Effects of vancomycin‐induced gut microbiome alteration on the pharmacodynamics of metformin in healthy male subjects

• Published in: Clinical and translational science Vol. 14; no. 5; pp. 1955 - 1966
• Main Authors: Kim, Eunwoo, Kim, Andrew Hyoungjin, Lee, Yujin, Ji, Sang Chun, Cho, Joo‐Youn, Yu, Kyung‐Sang, Chung, Jae‐Yong
• Format: Journal Article
• Language: English
• Published: United States John Wiley & Sons, Inc 01.09.2021; John Wiley and Sons Inc; Wiley
• Subjects: Adult; Adverse events; Antibiotics; Antidiabetics; Colon; Complications; Defecation; Diabetes; Diabetes mellitus (non-insulin dependent); Diabetes Mellitus, Type 2 - drug therapy; Digestive system; Drug dosages; Drug Interactions; Dysbacteriosis; Dysbiosis - chemically induced; Dysbiosis - microbiology; Enterobacter - drug effects; Enterobacter - isolation & purification; Faecalibacterium - drug effects; Faecalibacterium - isolation & purification; Feces - microbiology; Firmicutes - drug effects; Firmicutes - isolation & purification; Gastrointestinal Microbiome - drug effects; Glucose; Glucose tolerance; Gut microbiota; Healthy Volunteers; Humans; Hypoglycemic Agents - pharmacology; Hypoglycemic Agents - therapeutic use; Insulin; Insulin - blood; Insulin resistance; Intestinal microflora; Kinases; Male; Metformin; Metformin - pharmacology; Metformin - therapeutic use; Microbiomes; Microbiota; Middle Aged; Patient safety; Pharmacodynamics; Pharmacokinetics; Plasma; Urine; Vancomycin; Vancomycin - administration & dosage; Vancomycin - adverse effects; Vancomycin - therapeutic use; Young Adult
• ISSN: 1752-8054; 1752-8062; 1752-8062
• DOI: 10.1111/cts.13051

Metformin is a major treatment for type 2 diabetes.
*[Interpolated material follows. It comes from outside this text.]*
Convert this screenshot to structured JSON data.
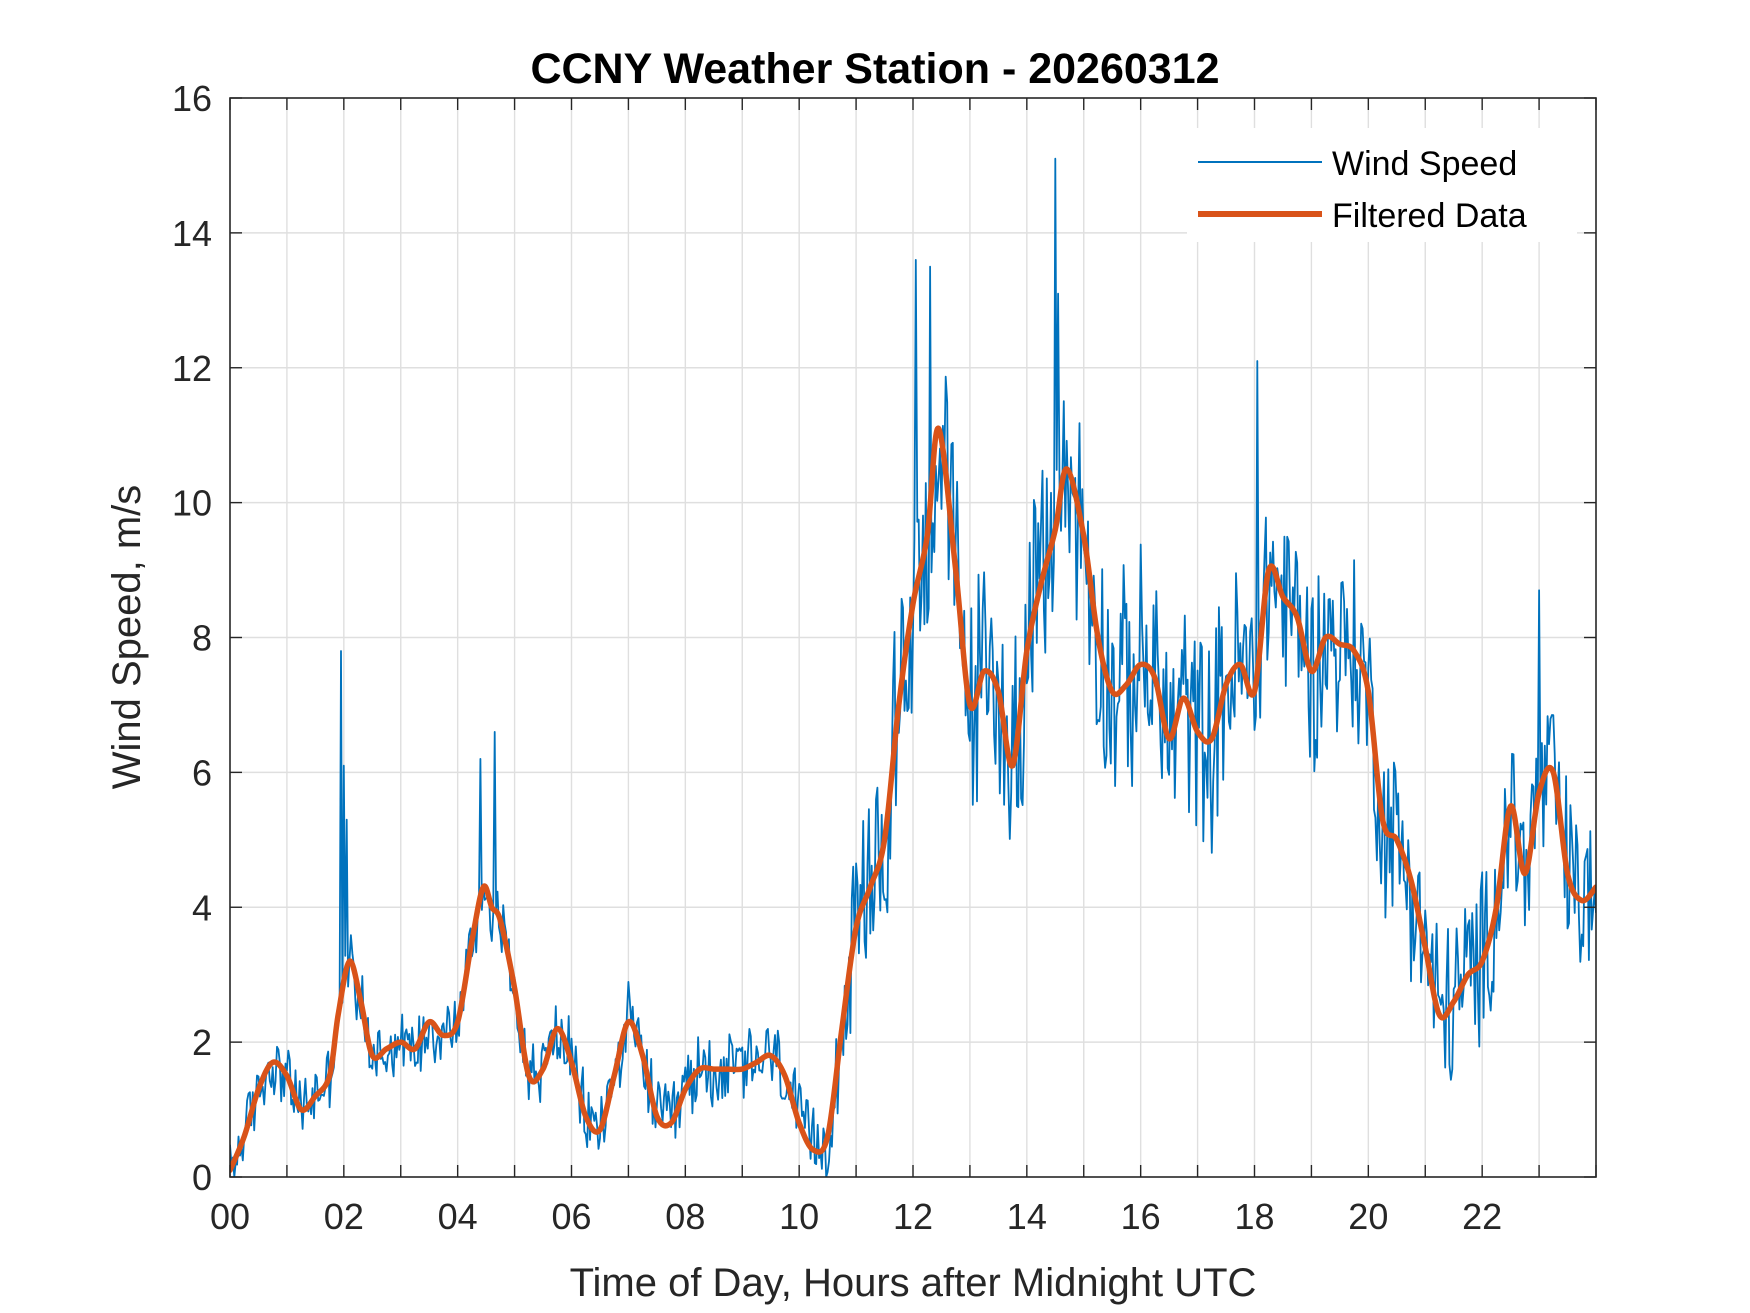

This study was conducted to investigate the impact of gut microbiome dysbiosis on the pharmacokinetics and antihyperglycemic effects of metformin. Healthy adult males aged 19–45 years with no defecation abnormalities were recruited for this 4‐period clinical study: baseline; post‐metformin (i.e., multiple oral doses of 1000 mg metformin on days 1–4); post‐vancomycin (i.e., multiple oral doses of 500 mg vancomycin on days 11–17 inducing gut microbiome changes); and post‐metformin + vancomycin (i.e., multiple oral doses of 1000 mg metformin on days 16–19). In each period, serum glucose and insulin concentrations following an oral glucose tolerance test, fecal samples for gut microbiome composition, and safety data were obtained. Following metformin dosing, plasma and urine samples for pharmacokinetics were collected. Nine subjects completed the study. The pharmacokinetics of metformin remained unchanged, and the antihyperglycemic effect was significantly decreased after vancomycin administration (p value = 0.039), demonstrating the weak relationship between the pharmacokinetics and pharmacodynamics of metformin. Relative abundances of some genus were changed after vancomycin administration, and tended to correlate with the antihyperglycemic effects of metformin (p value = 0.062 for Erysipelatoclostridium; p value = 0.039 for Enterobacter; and p value = 0.086 for Faecalibacterium). Adverse events occurred in all subjects and were resolved without sequelae. In conclusion, a decrease in the antihyperglycemic effect of metformin was observed after concomitant administration with vancomycin, without changes in metformin pharmacokinetics. The antihyperglycemic effect was tended to correlate with the relative abundance of several genus, suggesting that the effect of metformin is partly attributable to the gut microbiome (ClinicalTrials.gov, NCT03809260).